The Washington Times

Economic ‘power’

“Is Wal-Mart Good for America?” That is the headline on a New York Times story about the country’s largest retailer. The very idea third parties should be deciding whether a particular business is good for the whole country shows incredible chutzpa.

The people who shop at Wal-Mart can decide whether that is good for them or not. But the intelligentsia are worried about something called Wal-Mart’s “market power.”

Apparently this giant chain sells 30 percent of all the disposable diapers in the country and the Times reporter refers to the prospect of “Wal-Mart amassing even more market power.”

Just what “power” does a sales percentage represent? Not one of the people who bought their disposable diapers at Wal-Mart was forced to do so. I can’t remember ever having bought anything from Wal-Mart, and there is not the slightest thing that they can do to make me.

The misleading use of words constitutes a large part of what is called antitrust law. “Market power” is just one of those misleading terms. In antitrust lingo, a company that sells 30 percent of the disposable diapers is said to “control” 30 percent of the market for that product. But they control nothing.

Let them jack up their prices and they will find themselves lucky to sell 3 percent of the disposable diapers. They will discover they are just as disposable as their diapers.

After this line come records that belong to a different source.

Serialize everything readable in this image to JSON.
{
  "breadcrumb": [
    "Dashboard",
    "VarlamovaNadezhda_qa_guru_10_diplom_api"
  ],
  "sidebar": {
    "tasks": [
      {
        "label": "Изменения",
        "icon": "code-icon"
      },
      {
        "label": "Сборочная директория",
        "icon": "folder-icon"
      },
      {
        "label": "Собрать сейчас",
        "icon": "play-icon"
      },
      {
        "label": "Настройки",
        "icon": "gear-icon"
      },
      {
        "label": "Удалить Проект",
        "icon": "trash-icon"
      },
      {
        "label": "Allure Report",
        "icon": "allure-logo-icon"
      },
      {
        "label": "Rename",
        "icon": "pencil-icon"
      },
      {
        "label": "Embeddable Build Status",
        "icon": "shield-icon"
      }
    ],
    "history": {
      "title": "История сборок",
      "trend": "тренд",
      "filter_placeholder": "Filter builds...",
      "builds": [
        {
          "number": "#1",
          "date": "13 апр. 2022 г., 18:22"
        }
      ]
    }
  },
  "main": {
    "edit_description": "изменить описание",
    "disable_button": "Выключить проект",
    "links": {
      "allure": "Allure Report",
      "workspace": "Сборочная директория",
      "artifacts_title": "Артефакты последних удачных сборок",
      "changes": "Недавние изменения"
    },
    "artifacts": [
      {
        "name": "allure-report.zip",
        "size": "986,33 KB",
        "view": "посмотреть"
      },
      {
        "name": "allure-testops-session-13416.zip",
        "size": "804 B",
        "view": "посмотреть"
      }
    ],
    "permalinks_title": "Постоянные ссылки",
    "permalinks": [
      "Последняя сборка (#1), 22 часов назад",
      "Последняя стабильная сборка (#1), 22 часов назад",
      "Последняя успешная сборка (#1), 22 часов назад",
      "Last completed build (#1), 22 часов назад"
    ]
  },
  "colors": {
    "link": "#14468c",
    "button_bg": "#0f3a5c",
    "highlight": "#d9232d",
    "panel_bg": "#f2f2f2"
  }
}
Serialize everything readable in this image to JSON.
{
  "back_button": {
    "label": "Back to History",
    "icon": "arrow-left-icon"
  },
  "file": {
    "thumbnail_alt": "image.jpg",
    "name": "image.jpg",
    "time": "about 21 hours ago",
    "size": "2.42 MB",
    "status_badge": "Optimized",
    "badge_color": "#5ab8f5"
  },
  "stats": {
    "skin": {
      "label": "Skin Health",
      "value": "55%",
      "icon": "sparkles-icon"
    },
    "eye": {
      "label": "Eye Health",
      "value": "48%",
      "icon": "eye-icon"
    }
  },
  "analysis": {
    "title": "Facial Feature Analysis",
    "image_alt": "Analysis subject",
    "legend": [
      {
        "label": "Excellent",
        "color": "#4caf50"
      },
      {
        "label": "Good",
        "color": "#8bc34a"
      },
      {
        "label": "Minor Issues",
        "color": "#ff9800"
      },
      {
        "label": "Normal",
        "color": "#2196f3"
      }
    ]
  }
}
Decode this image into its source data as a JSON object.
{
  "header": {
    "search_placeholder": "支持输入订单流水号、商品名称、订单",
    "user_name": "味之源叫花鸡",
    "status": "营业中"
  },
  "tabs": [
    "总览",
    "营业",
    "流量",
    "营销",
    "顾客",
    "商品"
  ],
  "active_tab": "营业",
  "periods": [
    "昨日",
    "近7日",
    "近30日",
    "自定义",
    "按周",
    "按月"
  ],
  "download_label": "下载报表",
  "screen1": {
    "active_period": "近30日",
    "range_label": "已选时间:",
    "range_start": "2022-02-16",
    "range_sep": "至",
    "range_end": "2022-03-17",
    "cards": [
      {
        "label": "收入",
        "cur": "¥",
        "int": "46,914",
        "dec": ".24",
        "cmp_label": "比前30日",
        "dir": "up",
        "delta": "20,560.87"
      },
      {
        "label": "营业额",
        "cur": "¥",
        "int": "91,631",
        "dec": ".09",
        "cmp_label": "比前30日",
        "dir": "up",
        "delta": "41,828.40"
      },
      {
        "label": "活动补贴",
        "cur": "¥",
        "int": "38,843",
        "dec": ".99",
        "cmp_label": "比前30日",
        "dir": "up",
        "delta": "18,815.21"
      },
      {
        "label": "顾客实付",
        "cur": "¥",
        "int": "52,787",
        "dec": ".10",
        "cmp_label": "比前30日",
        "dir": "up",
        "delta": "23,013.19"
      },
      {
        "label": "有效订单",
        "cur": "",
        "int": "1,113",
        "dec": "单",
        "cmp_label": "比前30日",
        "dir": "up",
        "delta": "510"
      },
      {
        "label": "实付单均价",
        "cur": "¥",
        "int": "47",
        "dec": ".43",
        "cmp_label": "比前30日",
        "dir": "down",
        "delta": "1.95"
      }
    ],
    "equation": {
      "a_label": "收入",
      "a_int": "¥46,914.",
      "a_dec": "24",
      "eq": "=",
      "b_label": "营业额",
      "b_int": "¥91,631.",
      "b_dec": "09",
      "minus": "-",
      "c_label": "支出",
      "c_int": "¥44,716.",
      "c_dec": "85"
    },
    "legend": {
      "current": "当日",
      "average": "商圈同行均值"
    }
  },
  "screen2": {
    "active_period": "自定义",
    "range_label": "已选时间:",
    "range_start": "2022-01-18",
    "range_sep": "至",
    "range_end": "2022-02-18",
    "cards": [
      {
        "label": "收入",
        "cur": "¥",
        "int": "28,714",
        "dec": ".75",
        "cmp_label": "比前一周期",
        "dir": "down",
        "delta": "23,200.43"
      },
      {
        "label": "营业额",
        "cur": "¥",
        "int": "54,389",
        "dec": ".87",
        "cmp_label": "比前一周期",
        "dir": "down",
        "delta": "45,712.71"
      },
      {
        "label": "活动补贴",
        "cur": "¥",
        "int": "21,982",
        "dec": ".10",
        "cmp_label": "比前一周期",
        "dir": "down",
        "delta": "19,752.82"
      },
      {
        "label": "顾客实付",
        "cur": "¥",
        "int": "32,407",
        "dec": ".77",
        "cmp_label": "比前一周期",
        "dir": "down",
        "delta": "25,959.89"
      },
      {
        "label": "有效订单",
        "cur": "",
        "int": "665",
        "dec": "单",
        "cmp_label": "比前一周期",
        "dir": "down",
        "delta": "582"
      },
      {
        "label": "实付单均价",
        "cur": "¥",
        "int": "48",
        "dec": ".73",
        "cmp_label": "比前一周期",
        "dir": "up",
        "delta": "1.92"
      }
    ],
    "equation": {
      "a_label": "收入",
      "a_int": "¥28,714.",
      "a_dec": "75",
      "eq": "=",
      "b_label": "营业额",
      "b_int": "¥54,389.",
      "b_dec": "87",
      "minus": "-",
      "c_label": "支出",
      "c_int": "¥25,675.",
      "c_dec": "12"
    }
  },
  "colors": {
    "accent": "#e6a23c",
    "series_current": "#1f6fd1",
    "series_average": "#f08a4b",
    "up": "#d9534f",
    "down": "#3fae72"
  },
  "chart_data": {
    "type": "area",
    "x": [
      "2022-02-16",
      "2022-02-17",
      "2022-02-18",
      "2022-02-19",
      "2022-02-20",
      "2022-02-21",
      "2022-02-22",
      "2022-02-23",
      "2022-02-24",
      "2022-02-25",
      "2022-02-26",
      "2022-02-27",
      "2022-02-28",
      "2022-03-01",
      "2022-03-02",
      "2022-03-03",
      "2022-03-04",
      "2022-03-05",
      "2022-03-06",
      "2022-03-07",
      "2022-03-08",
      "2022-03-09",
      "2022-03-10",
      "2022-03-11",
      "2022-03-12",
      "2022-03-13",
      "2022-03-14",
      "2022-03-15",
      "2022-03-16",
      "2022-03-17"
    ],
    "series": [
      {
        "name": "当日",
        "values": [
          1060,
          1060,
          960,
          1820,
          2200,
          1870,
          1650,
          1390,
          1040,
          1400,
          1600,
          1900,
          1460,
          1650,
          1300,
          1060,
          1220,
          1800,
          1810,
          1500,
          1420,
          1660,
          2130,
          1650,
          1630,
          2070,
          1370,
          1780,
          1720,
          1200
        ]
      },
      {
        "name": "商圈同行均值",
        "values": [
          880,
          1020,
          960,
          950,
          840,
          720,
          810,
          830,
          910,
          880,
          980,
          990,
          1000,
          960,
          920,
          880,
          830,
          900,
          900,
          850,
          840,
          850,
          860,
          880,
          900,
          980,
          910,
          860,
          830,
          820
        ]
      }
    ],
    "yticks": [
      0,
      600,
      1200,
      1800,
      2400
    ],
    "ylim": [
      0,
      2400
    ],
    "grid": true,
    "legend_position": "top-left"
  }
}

Much is made of Wal-Mart having 3,000 stores in the United States and planning to add 1,000 more. At one time, the A&P; grocery chain had 15,000 stores, but now they have shrunk so drastically there are probably millions of people — especially in the younger generation — who don’t even know they exist.

An antitrust lawsuit back in the 1940s claimed that A&P; “controlled” a large share of the market for groceries. But they controlled nothing. As the society around them changed in the 1950s, A&P; began losing millions of dollars a year, being forced to close thousands of stores and become a shadow of its former self.

Let the people who run Wal-Mart start believing the talk about how they “control” the market and, a few years down the road, people will be saying “Wal-Who?”

With Wal-Mart, as with A&P; before them, the big bugaboo is that their low prices put competing stores out of business. Could anyone ever have doubted low-cost stores win customers away from higher-cost stores?

It is one of the painful signs of the immaturity and lack of realism among the intelligentsia that many of them regard this as a “problem” to be “solved.” Tradeoffs have been with us ever since the late unpleasantness in the Garden of Eden.

How could industries have found all the millions of workers required to create the vast increase in output that raised American standards of living over the past hundred years, except by taking them away from the farms?

Historians have lamented the plight of the hand-loom weavers after power looms began replacing them in England. But how could the poor have been able to afford to buy adequate new clothing unless the price was brought down to their income level by mass production machinery?

Judge Robert Bork once said somebody always gets hurt in a courtroom. Somebody always gets hurt in a growing economy. You can’t keep on doing things the old way and still get the benefits of the new way.